The mānuka phyllosphere microbiome is not stochastically recruited from soil

Significant differences in community composition were observed between the host microbiome in the phyllosphere and free-living communities in the surrounding soil. As expected, soil bacterial communities were more diverse than those in the phyllosphere. Given the environmental heterogeneity of the surrounding environments in which we sampled, the collection of neutral and deterministic forces shaping the soil communities were likely very diverse. Notably, taxa that were abundant in the phyllosphere, including the core microbiome, were essentially absent in surrounding soil. This finding contrasts with previous studies that report a large proportion of abundant phyllosphere taxa are also present in soil [14, 85]. Although the major reservoir of the mānuka phyllosphere microbiome cannot be directly inferred from our analysis, if phyllosphere bacterial communities were assembled stochastically from the surrounding environment, the diversity of the surrounding soils would have been expected to drive large regional differences as observed in other plant species, such as the grape vine [14]. Instead, the convergence consistently observed in the phyllosphere microbiome independent of the surrounding environment suggests that soil has limited influence on the community structure of the mānuka phyllosphere microbiome.

Future directions

Our study was strengthened by aspects of our methodological design that allowed us to essentially exclude cross-contamination as an alternative explanation for the presence of a ubiquitous core microbiome. Specifically, soil samples were processed simultaneously with leaf samples to mitigate the risk of cross-contamination during sample collection or processing, and fusion primers were used to prepare 16S rRNA gene PCR amplicons in a one-step protocol to eliminate the risk of cross-contamination by aerosolised PCR products [47–51]. The immediate next step should be to investigate the functional potential and role of the core phyllosphere microbiome in potentially mediating the physiological properties of mānuka using a combination of shotgun metagenomic sequencing and cultivation approaches.

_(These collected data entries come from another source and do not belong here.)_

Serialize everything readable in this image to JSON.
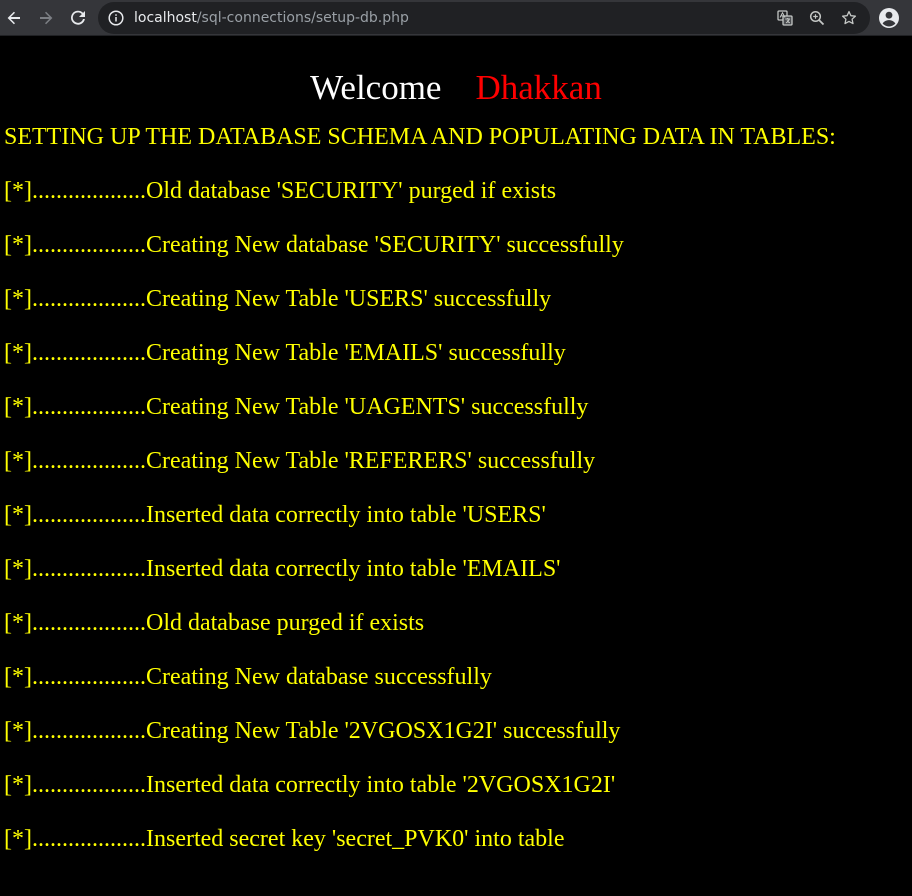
{
  "browser": {
    "url_host": "localhost",
    "url_path": "/sql-connections/setup-db.php",
    "icons": [
      "back-arrow",
      "forward-arrow",
      "reload",
      "info",
      "translate",
      "zoom",
      "bookmark-star",
      "profile"
    ]
  },
  "page": {
    "welcome": "Welcome",
    "user_name": "Dhakkan",
    "heading": "SETTING UP THE DATABASE SCHEMA AND POPULATING DATA IN TABLES:",
    "lines": [
      "[*]...................Old database 'SECURITY' purged if exists",
      "[*]...................Creating New database 'SECURITY' successfully",
      "[*]...................Creating New Table 'USERS' successfully",
      "[*]...................Creating New Table 'EMAILS' successfully",
      "[*]...................Creating New Table 'UAGENTS' successfully",
      "[*]...................Creating New Table 'REFERERS' successfully",
      "[*]...................Inserted data correctly into table 'USERS'",
      "[*]...................Inserted data correctly into table 'EMAILS'",
      "[*]...................Old database purged if exists",
      "[*]...................Creating New database successfully",
      "[*]...................Creating New Table '2VGOSX1G2I' successfully",
      "[*]...................Inserted data correctly into table '2VGOSX1G2I'",
      "[*]...................Inserted secret key 'secret_PVK0' into table"
    ]
  },
  "colors": {
    "background": "#000000",
    "welcome": "#ffffff",
    "user_name": "#ff0000",
    "status_text": "#ffff00",
    "toolbar": "#35363a",
    "omnibox": "#202124"
  }
}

Metagenomics will also reveal the diversity and abundance of micro-eukaryotes such as fungi and protists, which are increasingly recognised as potential determinants of plant-microbe interactions and host fitness [8]. Incorporating host genetic analyses and co-occurring plant species into future analyses will also shed light on the relationship between the mānuka phyllosphere microbiome and host genetics as well as the role of recruitment in community assembly.